Something like this :
new myClass.apply( this, args ); // do not work !
Thanks for any help.
Franck.
No this - because it's the constructor and is provided for you. Not method name
because the class name is the constructor.
Pete
--
http://www.whitebeam.org
----
An alternative way to achieve this is :
new myClass( args[0], args[1], args[2], args[3], args[4], ... args[n] );
But the constructor of the object I am trying to create failed if I provide more than the expected number of arguments.
myClass is a native JSClass class ( wxDialog(Parent, Id, Title [, Position, Size, Style]) )
Franck.
You are quite right that it's not possible to combine new with apply,
unfortunately. We hit this working on Narcissus
(http://lxr.mozilla.org/mozilla/source/js/narcissus/jsexec.js -- look
for __construct__).
This is something to work around for now, as you propose and as we did
for Narcissus. We'll fix it for Edition 4 / JS2.
/be
But let me point out that it is possible to work around it while staying
in the current language:
var constructWithArgs = (function() {
function Dummy(){ ; }// Scope-contained, "private",
// dummy constructor. No other code
// needs access to this constructor.
return (function(fun, args) {
Dummy.prototype = fun.prototype;
var tmp = new Dummy; // Internal [[Prototype]] of new
// object is set to fun.prototype
// but no other properties are
// created/changed.
fun.apply(tmp, args); // Use constructor to create/apply
// new properties to the Dummy instance,
// creating an object indistinguishable
// form one created with - fun -.
return tmp; // Return the new object
} )
})
I won't claim credits for this, but leave them to Richard Cornford in
http://groups.google.fr/group/comp.lang.javascript/msg/6e06b7884b3db6ad
Or was some flaw overlooked in this code ?
Cheers,
Alexis
--
Some domain is free
It's a nice work around, however the 'fun' is called, and not constructed.

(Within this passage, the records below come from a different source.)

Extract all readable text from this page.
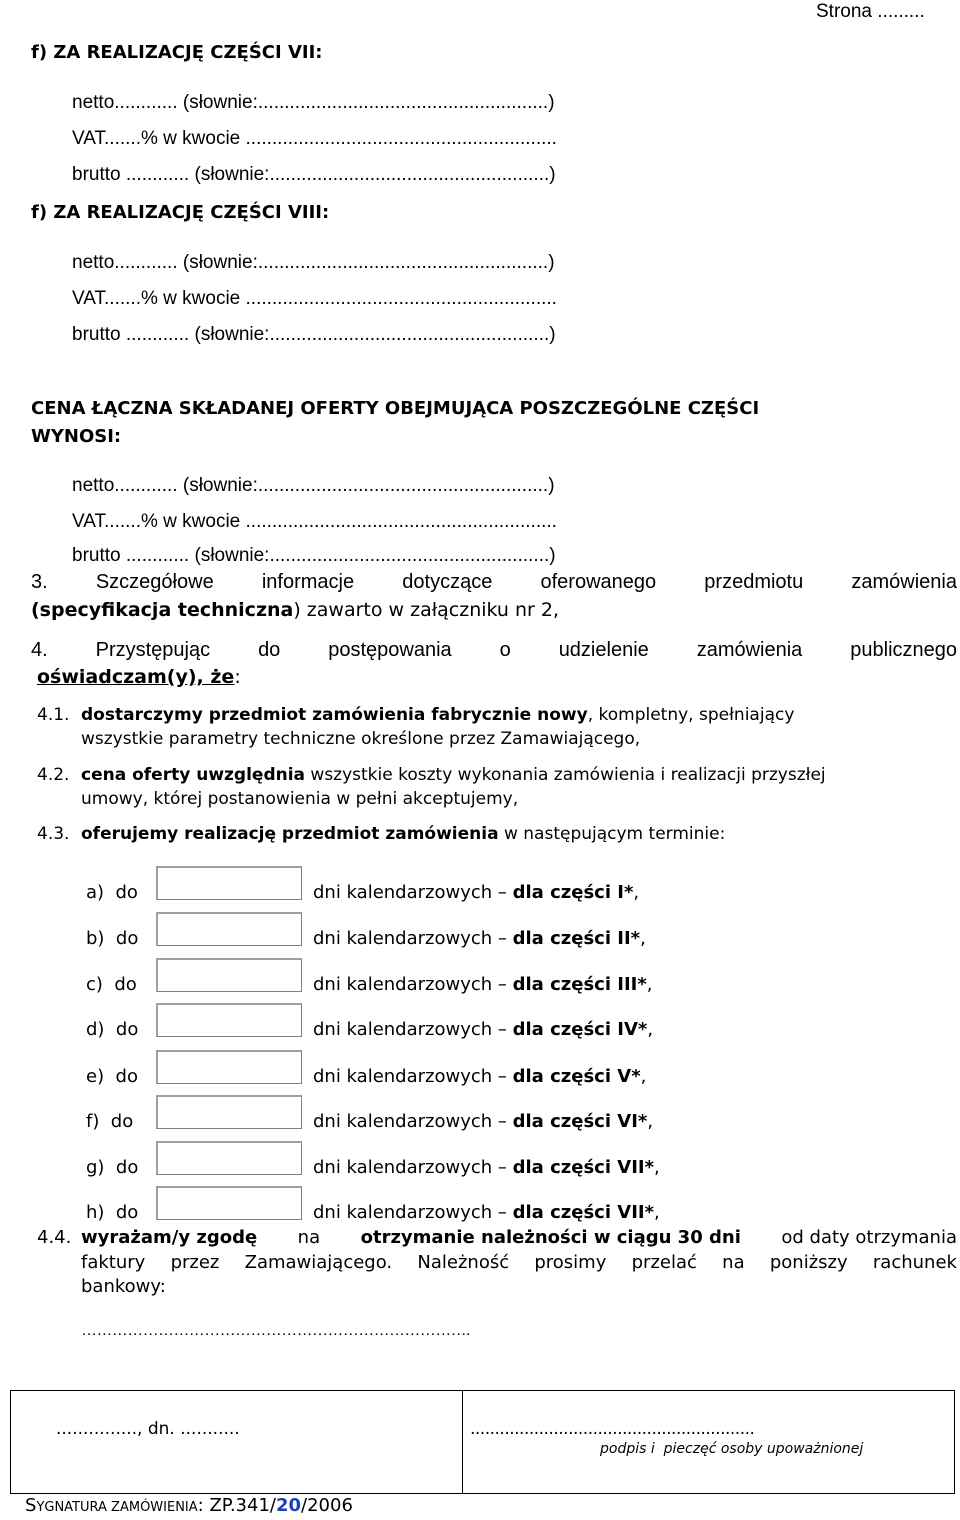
Strona .........
f) ZA REALIZACJĘ CZĘŚCI VII:
netto............ (słownie:.......................................................)
VAT.......% w kwocie ...........................................................
brutto ............ (słownie:.....................................................)
f) ZA REALIZACJĘ CZĘŚCI VIII:
netto............ (słownie:.......................................................)
VAT.......% w kwocie ...........................................................
brutto ............ (słownie:.....................................................)
CENA ŁĄCZNA SKŁADANEJ OFERTY OBEJMUJĄCA POSZCZEGÓLNE CZĘŚCI
WYNOSI:
netto............ (słownie:.......................................................)
VAT.......% w kwocie ...........................................................
brutto ............ (słownie:.....................................................)
3. Szczegółowe informacje dotyczące oferowanego przedmiotu zamówienia
(specyfikacja techniczna) zawarto w załączniku nr 2,
4. Przystępując do postępowania o udzielenie zamówienia publicznego
oświadczam(y), że:
4.1. dostarczymy przedmiot zamówienia fabrycznie nowy, kompletny, spełniający
wszystkie parametry techniczne określone przez Zamawiającego,
4.2. cena oferty uwzględnia wszystkie koszty wykonania zamówienia i realizacji przyszłej
umowy, której postanowienia w pełni akceptujemy,
4.3. oferujemy realizację przedmiot zamówienia w następującym terminie:
a)  do	dni kalendarzowych – dla części I*,
b)  do	dni kalendarzowych – dla części II*,
c)  do	dni kalendarzowych – dla części III*,
d)  do	dni kalendarzowych – dla części IV*,
e)  do	dni kalendarzowych – dla części V*,
f)  do	dni kalendarzowych – dla części VI*,
g)  do	dni kalendarzowych – dla części VII*,
h)  do	dni kalendarzowych – dla części VII*,
4.4. wyrażam/y zgodę na otrzymanie należności w ciągu 30 dni od daty otrzymania
faktury przez Zamawiającego. Należność prosimy przelać na poniższy rachunek
bankowy:
………………………………………………………………….
..............., dn. ...........	..........................................................
podpis i  pieczęć osoby upoważnionej
SYGNATURA ZAMÓWIENIA: ZP.341/20/2006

I think this works perfectly with javascript ( not native ) objects.
It will failed if the native constructor looks like this:
...
JSBool NativeClassConstruct(JSContext *cx, JSObject *obj, uintN argc, jsval *argv, jsval *rval) {
if ( !JS_IsConstructing(cx) )
return JS_FALSE;
...
return JS_TRUE;
}
...
Franck.
Sure, but these are both workarounds. The way Franck and Narcissus do
it is limited to a certain number of arguments, but does a true
constructor call. The way you do it (cited below) wastes an object, but
does not have the arguments limit. Neither is ideal.